The only movie Leonardo DiCaprio has introduced to Martin Scorsese
One of Martin Scorsese’s favourite directing techniques doesn’t take place on set or over a script; it takes place in a screening room. In order to help his actors find their characters, he shows them movies made by other directors that he hopes will inspire them. They aren’t necessarily one-to-one comparisons, but they bear some elements that he hopes will resonate.
For example, before making Shutter Island, he had Leonardo DiCaprio watch three film noirs to get a sense of the downbeat, wounded, emotionally detached detective. Before filming the dinner table scene in The Aviator, when DiCaprio’s Howard Hughes meets Katharine Hepburn’s family, he showed him the classic romantic comedy His Girl Friday to give him a sense of the rapid-fire dialogue he wanted.
Over their years of collaboration, Scorsese has shown DiCaprio a vast array of masterpieces. Some are more obscure gems, such as Andrzej Wajda’s Ashes and Diamonds, which he wanted the actor to see for his role as a morally conflicted cop in The Departed. Others are much more high-profile, such as Stanley Kubrick’s Barry Lyndon, which he believed encapsulates the feel of the period in the way he wanted to capture for Gangs of New York.
In all their time together, however, DiCaprio has only ever introduced Scorsese to one film. This is somewhat surprising. The director has such an encyclopaedic knowledge of cinema that it’s hard to believe there’s a single film he doesn’t know about. During a conversation for Letterboxd in which the two discussed their years-long collaboration, the actor revealed which film it was that the director had never seen.
“I was asked which films I’ve introduced to you but considering you’ve seen every film ever made up until 1980, it’s pretty hard to say,” DiCaprio said, “Other than maybe Spirited Away and [Hayao] Miyazaki’s films and maybe Princess Mononoke.”
Scorsese interjected that it was only Spirited Away that the actor had introduced him to, suggesting, perhaps, that he discovered Princess Mononoke on his own. DiCaprio, for his part, has been a fan of anime since he was a teenager, hanging on every moment of Katsuhiro Otomo’s Akira. He’s even been trying to make a live-action version of the film for more than a decade.
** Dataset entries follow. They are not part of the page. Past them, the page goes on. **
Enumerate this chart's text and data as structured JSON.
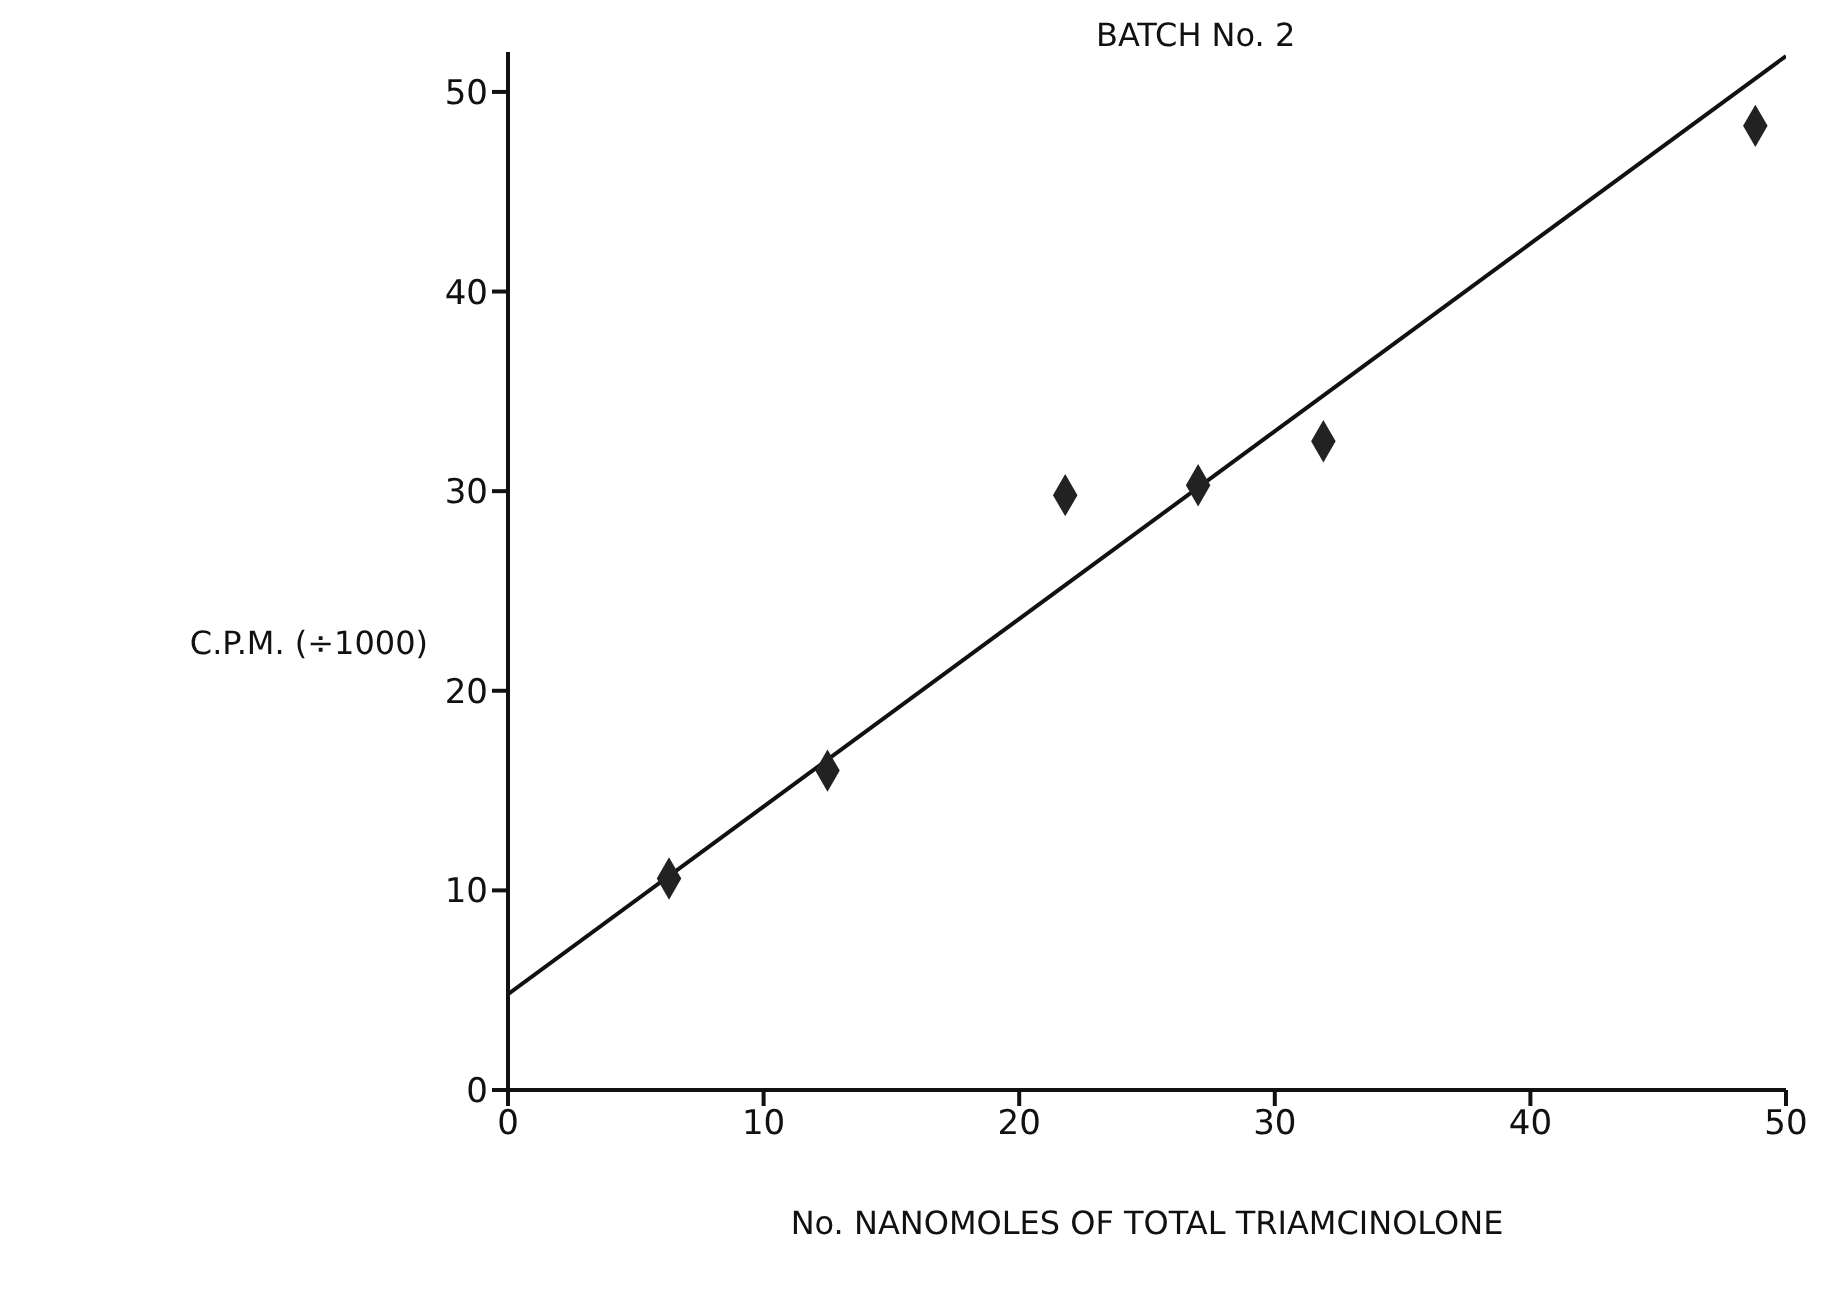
{
  "chart_data": {
    "type": "scatter",
    "title": "BATCH No. 2",
    "xlabel": "No. NANOMOLES OF TOTAL TRIAMCINOLONE",
    "ylabel": "C.P.M. (÷1000)",
    "xlim": [
      0,
      50
    ],
    "ylim": [
      0,
      52
    ],
    "xticks": [
      0,
      10,
      20,
      30,
      40,
      50
    ],
    "yticks": [
      0,
      10,
      20,
      30,
      40,
      50
    ],
    "series": [
      {
        "marker": "diamond",
        "color": "#222222",
        "x": [
          6.3,
          12.5,
          21.8,
          27.0,
          31.9,
          48.8
        ],
        "values": [
          10.6,
          16.0,
          29.8,
          30.3,
          32.5,
          48.3
        ]
      },
      {
        "type": "line",
        "marker": "none",
        "color": "#111111",
        "x": [
          0,
          50
        ],
        "values": [
          4.8,
          51.8
        ]
      }
    ]
  }
}
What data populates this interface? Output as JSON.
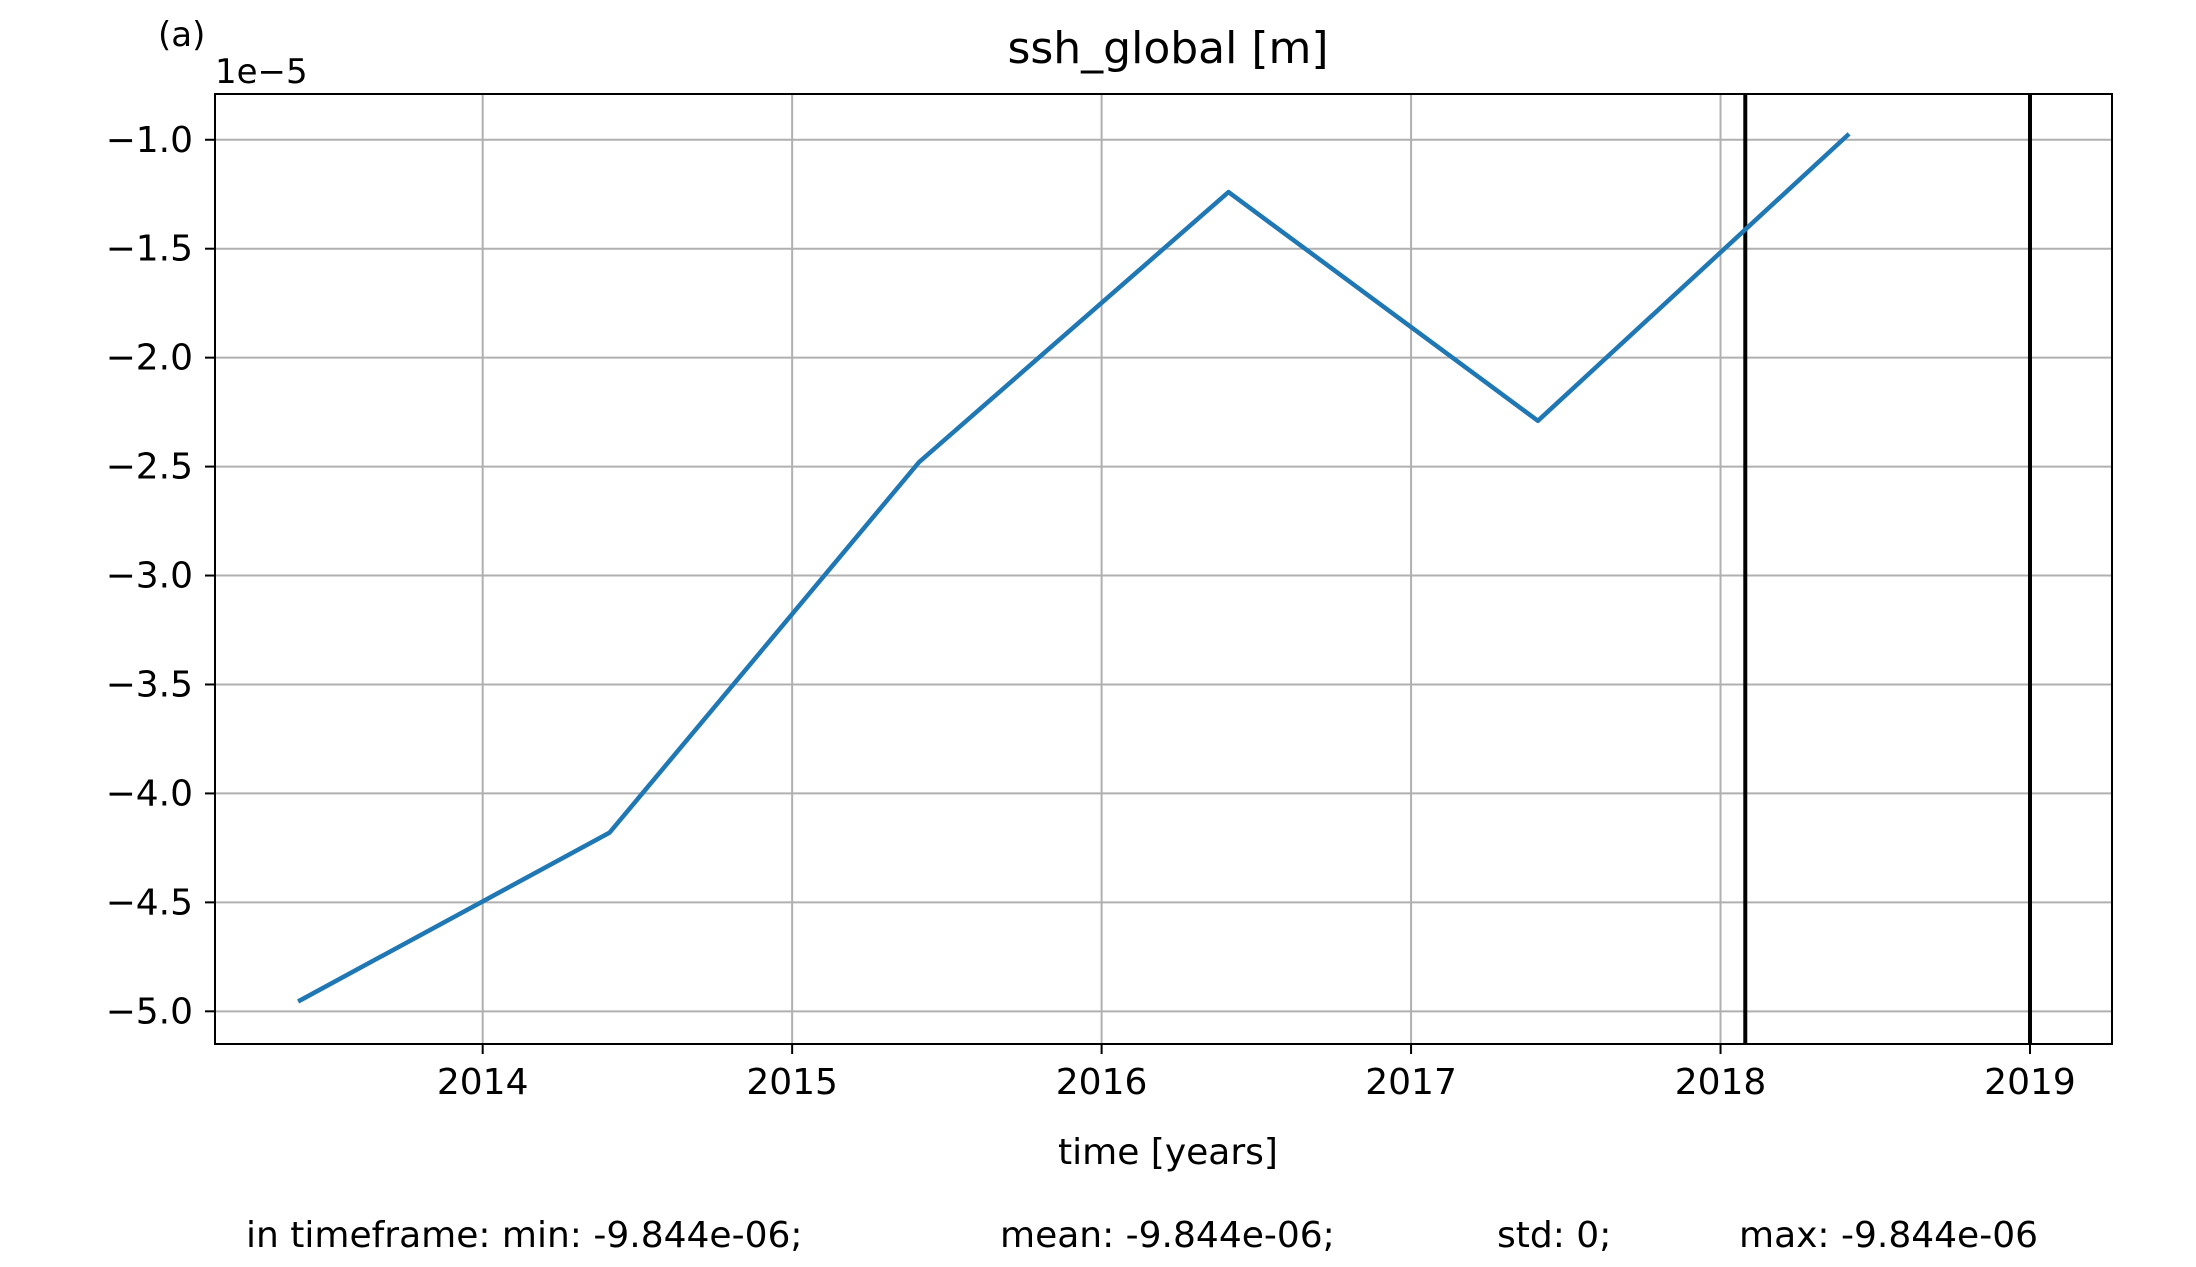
{
  "figure": {
    "panel_label": "(a)",
    "offset_text": "1e−5",
    "footer": {
      "min": "in timeframe: min: -9.844e-06;",
      "mean": "mean: -9.844e-06;",
      "std": "std: 0;",
      "max": "max: -9.844e-06"
    }
  },
  "chart_data": {
    "type": "line",
    "title": "ssh_global [m]",
    "xlabel": "time [years]",
    "ylabel": "",
    "xlim": [
      2013.135,
      2019.265
    ],
    "ylim": [
      -5.15,
      -0.79
    ],
    "y_scale_factor": "1e-5",
    "x_ticks": [
      2014,
      2015,
      2016,
      2017,
      2018,
      2019
    ],
    "x_tick_labels": [
      "2014",
      "2015",
      "2016",
      "2017",
      "2018",
      "2019"
    ],
    "y_ticks": [
      -5.0,
      -4.5,
      -4.0,
      -3.5,
      -3.0,
      -2.5,
      -2.0,
      -1.5,
      -1.0
    ],
    "y_tick_labels": [
      "−5.0",
      "−4.5",
      "−4.0",
      "−3.5",
      "−3.0",
      "−2.5",
      "−2.0",
      "−1.5",
      "−1.0"
    ],
    "grid": true,
    "series": [
      {
        "color": "#1f77b4",
        "x": [
          2013.41,
          2014.41,
          2015.41,
          2016.41,
          2017.41,
          2018.41
        ],
        "y": [
          -4.95,
          -4.18,
          -2.48,
          -1.24,
          -2.29,
          -0.98
        ]
      }
    ],
    "vlines": {
      "color": "#000000",
      "x": [
        2018.08,
        2019.0
      ]
    },
    "colors": {
      "grid": "#b0b0b0",
      "axes": "#000000"
    }
  }
}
His love for Miyazaki and Studio Ghibli runs deep, but while his favourite of the anime master’s works might be Princess Mononoke, it makes sense that he would opt for Spirited Away when introducing Scorsese to the genre. Released in 2001, Miyazaki’s landmark fantasy film is a gateway into the world of anime for many viewers. It touches on ageless, universal themes of resilience, respect for the natural world, and kindness, and is chock-full of astonishing visuals. The film went on to win ‘Best Animated Feature’ at the Academy Awards, making it the first hand-drawn, Japanese anime and non-English-language animated film to do so.
Although Scorsese and DiCaprio did not go into any detail about what the director thought of the film or whether it influenced any of their films together (you never know), it’s easy to imagine that the director would be just as swept away by the magical, immersive world that Miyazaki created as everyone else. Perhaps DiCaprio was secretly hoping that he might offer to direct that unrealised Akira project.